|Quick Facts:||Lake Peipus|
|Countries:||Estonia Russia Latvia Belarus|
|Lake Type:||Glacial origin|
|Frozen:||December to March|
|Catchment area:||47.800 km2 (18.500 sq mi)|
|Surface Area:||3.555 km2 (1.373 sq mi)|
|Shore Lengh:||520 km (320 mi)|
|Avg. Depth:||7.1 m (23 ft)|
|Max. Depth:||15.3 m (50 ft)|
|Water volum:||25 km3 (6.0 cu mi)|
|Surface elevation:||30 m (98 ft)|
|Primary inflows:||Emajõgi Velikaya|
Lake Peipus is one of the largest lakes in Europe. It forms part of the border between the Russian and Estonia. Called Chudskoye Ozero in Russian and Peipsi Järv in Estonian, it is connected at its southern end by a 15-mile (24-km) strait to Lake Pskov. Peipus is fed from the west by the Emaiygi River and from the south, through Lake Pskov, by the Velikaya River. It empties into the Gulf of Finland by way of the Narva River.

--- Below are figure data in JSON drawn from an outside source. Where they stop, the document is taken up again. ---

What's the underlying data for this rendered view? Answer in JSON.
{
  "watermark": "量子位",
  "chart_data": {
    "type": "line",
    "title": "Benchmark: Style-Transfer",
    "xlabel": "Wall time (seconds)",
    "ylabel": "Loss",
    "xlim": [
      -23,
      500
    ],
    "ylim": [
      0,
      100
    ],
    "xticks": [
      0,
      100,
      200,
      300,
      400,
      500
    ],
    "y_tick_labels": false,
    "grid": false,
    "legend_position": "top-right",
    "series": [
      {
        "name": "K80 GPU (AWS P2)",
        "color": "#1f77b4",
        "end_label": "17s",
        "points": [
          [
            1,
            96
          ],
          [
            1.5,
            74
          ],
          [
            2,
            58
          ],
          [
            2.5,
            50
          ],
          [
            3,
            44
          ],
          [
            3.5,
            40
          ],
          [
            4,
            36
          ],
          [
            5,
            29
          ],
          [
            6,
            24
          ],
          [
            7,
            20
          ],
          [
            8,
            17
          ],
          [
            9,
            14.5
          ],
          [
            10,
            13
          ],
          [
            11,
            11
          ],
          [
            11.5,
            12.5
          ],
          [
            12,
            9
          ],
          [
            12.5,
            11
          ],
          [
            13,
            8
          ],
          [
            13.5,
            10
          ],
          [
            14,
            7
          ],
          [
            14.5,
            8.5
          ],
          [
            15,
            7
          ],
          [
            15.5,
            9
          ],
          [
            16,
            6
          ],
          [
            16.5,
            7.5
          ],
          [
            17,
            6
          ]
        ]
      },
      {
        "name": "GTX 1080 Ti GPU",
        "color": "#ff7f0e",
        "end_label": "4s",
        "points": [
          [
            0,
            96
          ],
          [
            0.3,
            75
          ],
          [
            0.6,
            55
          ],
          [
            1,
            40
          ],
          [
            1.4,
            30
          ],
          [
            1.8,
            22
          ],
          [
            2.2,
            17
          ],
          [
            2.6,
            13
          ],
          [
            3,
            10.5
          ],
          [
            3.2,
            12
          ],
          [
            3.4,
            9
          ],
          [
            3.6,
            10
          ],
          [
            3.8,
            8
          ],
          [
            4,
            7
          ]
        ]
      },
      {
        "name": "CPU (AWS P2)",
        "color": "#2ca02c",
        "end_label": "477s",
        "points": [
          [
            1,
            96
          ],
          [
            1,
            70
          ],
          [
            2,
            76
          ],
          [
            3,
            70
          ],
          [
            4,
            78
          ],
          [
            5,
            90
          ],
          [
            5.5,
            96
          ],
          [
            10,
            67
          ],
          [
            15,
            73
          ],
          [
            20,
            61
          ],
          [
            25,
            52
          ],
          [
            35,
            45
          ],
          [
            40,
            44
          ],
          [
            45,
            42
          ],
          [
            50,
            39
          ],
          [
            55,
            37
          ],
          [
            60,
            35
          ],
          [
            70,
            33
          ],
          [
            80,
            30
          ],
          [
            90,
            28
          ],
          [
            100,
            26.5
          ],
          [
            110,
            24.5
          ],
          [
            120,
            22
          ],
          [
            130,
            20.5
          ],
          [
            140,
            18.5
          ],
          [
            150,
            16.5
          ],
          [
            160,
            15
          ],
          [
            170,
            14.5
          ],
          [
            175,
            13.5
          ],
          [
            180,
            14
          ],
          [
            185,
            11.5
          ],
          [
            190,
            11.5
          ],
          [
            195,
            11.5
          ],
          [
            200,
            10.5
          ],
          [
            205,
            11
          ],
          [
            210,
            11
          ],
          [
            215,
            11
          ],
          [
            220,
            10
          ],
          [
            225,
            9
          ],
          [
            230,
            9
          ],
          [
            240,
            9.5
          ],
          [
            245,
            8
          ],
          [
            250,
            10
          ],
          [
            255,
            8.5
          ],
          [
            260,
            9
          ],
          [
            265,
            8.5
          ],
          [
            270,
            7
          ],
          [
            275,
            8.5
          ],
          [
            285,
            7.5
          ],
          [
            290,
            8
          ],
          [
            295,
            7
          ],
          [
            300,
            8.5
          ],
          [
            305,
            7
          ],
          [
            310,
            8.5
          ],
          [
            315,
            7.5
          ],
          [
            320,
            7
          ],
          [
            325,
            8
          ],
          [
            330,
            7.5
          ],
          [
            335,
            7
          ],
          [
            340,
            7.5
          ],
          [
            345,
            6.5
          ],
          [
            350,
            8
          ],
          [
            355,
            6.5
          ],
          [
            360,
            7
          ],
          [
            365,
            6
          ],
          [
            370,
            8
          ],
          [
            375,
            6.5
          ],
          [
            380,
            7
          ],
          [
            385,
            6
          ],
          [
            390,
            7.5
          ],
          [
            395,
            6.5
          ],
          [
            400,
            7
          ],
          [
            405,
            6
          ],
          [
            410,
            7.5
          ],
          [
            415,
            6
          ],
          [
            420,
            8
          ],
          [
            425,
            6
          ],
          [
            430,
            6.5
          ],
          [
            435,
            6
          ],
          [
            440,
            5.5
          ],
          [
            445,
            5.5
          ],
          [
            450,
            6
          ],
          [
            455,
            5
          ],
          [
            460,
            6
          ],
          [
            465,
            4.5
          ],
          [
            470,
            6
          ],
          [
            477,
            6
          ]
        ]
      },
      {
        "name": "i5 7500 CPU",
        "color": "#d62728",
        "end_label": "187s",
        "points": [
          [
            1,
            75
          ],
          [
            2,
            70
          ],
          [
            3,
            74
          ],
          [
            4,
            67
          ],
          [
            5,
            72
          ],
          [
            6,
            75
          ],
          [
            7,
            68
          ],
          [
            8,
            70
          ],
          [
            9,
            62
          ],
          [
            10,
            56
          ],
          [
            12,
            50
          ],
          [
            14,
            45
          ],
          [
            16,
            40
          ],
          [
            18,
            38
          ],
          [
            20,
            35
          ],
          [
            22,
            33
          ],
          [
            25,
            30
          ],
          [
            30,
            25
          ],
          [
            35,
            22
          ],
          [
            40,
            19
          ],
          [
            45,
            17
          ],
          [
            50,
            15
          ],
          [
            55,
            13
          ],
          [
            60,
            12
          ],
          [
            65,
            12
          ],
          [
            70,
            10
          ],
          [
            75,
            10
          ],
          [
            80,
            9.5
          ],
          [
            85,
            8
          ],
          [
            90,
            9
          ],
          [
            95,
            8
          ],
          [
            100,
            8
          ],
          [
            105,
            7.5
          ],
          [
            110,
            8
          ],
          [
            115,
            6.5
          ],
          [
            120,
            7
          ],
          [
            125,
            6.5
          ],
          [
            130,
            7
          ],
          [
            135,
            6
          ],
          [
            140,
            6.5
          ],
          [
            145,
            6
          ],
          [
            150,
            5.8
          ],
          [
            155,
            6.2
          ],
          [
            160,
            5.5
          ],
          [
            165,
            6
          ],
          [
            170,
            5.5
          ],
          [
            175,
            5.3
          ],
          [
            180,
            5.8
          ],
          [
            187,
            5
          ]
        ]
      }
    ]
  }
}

Of glacial origin, the lake is bordered by woods, marshes, and sand dunes. Its area, combined with that of Lake Pskov, which is often considered part of it, is about 1,400 square miles (3,600 sq km). Exclusive of Lake Pskov, it is about 60 miles (97 km) long and up to 31 miles (50 km) wide. It reaches a depth of 50 feet (15 meters). The lake, which contains several islands, is frozen from December to March. It is fished, particularly for smelts.
The frozen strait between Peipus and Pskov was the scene in 1242 of Alexander Nevsky’s victory over the Teutonic Knights.